I have a question for you do you feel or think that your wife is manipulating you and holding control over you? my other question is how emotionally volatile have you been and is it getting too far and few in between as time passes?
I only feel manipulated and controlled a bit when it comes to parenting our kids. I feel like my opinions and decisions are not valued. My W gets pretty worked up around them, and in those situations I try to react and resolve the situation. Is that her controlling, or is it my issue because I can't deal with her high-stress? Little of both I guess.
Otherwise I don't really feel manipulated or controlled. I used to more, when I thought that all my sacrifices (letting go of friends and hobbies) were for the sake of my W and my family. But truthfully I made those decisions.
What I really feel is unloved. And it h.u.r.t.s.
For your other question, I have been very emotionally volatile since I realized she was thinking about leaving me. I felt betrayed. I pulled the car over. I poured my heart out in apology after apology letter. Every day I have a 30-45 minute period where I am just floored with anxiety and grief. The difference is that I'm better at restraining myself around my W, at not acting on those emotions. This is where I get stuck a bit, because I feel like "If she only knew that I knew, she might be more understanding of my reactions." But probably not... she is gone already. Somewhere along the way my W crossed the threshold, long before I knew it.
I hope someday the extreme emotions subside. I accept that it's part of the grieving process and it's going to take several months at least. It's normal for me to feel this way. I have a tinge of catastrophic thinking which is not healthy and fuels the extremes, but otherwise I think it's completely okay to have these feelings.

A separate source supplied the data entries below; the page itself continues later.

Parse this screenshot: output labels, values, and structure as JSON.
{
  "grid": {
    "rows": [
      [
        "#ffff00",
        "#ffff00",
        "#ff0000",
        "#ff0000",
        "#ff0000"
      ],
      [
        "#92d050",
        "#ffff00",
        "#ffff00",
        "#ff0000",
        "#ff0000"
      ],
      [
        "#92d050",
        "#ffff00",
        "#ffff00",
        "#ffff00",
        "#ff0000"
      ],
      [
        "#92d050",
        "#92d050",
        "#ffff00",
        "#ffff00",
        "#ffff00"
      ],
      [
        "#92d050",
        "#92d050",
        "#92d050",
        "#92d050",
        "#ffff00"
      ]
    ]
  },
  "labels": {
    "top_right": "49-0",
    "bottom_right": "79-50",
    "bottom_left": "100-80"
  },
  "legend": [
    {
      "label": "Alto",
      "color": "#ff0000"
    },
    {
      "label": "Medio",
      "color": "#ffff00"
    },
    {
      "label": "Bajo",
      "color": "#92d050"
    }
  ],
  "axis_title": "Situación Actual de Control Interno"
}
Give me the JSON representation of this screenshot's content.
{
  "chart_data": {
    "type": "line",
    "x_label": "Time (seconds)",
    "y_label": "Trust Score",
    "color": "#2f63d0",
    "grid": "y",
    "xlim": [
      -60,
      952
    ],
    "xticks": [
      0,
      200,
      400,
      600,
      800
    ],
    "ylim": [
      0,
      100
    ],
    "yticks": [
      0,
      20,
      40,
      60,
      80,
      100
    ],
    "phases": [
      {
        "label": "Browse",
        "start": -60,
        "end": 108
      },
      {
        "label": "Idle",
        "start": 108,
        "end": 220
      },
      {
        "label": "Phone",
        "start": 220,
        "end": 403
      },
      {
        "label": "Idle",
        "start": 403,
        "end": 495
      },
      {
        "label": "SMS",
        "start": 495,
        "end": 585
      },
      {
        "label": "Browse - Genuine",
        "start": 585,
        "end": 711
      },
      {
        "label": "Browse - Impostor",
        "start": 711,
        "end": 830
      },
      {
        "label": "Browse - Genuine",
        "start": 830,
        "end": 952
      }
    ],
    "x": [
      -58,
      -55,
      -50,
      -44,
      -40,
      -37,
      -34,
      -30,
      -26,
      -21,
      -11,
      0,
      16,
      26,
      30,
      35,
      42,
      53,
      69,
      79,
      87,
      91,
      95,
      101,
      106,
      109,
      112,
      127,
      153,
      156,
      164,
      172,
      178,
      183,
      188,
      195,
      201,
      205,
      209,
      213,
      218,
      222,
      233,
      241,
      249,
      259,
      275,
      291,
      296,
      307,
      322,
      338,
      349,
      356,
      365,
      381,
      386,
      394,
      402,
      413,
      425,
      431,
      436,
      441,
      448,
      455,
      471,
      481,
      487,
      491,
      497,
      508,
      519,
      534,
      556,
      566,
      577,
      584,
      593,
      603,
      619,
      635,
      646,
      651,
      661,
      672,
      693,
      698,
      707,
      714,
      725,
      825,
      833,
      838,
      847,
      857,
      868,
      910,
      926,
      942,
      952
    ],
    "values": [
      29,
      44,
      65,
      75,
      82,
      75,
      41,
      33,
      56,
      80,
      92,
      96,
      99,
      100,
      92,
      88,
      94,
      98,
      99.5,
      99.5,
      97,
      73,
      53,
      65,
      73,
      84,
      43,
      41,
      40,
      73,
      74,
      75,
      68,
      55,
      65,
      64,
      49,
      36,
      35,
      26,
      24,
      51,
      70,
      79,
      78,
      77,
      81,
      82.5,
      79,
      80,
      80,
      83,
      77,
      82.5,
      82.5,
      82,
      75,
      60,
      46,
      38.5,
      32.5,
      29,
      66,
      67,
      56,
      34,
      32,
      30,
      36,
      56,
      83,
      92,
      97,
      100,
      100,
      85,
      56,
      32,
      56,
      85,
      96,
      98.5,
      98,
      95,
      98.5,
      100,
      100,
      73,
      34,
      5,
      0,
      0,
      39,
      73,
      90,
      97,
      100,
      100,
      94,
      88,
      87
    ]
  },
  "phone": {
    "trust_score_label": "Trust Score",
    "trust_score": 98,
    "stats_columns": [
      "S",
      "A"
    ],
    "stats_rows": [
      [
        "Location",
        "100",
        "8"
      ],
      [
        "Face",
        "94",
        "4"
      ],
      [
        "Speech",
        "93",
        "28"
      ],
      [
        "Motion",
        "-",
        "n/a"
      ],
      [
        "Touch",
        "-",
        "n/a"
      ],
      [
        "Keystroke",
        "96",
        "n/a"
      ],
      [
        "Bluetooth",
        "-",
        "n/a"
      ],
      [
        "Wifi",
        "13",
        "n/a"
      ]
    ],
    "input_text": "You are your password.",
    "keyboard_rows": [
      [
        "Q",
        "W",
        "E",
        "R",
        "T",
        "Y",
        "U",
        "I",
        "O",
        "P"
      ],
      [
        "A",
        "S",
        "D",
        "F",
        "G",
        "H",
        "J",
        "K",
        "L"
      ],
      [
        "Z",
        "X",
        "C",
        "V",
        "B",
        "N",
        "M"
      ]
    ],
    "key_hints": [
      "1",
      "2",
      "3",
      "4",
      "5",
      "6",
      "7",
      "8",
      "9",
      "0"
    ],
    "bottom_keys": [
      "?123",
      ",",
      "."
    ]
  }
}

I don't know... I accept what I am facing. I don't have a choice. That pain and hurt floods me every single day, and all I can do is accept it, endure it, and hopefully get a little bit stronger each day. After about 2 months, I can't tell that I feel any better when the flood comes, I'll be honest. It makes me want to panic, I just want to talk to somebody, I just want to resolve my pain, feel a little better. But at least I don't go running to my W for soothing anymore.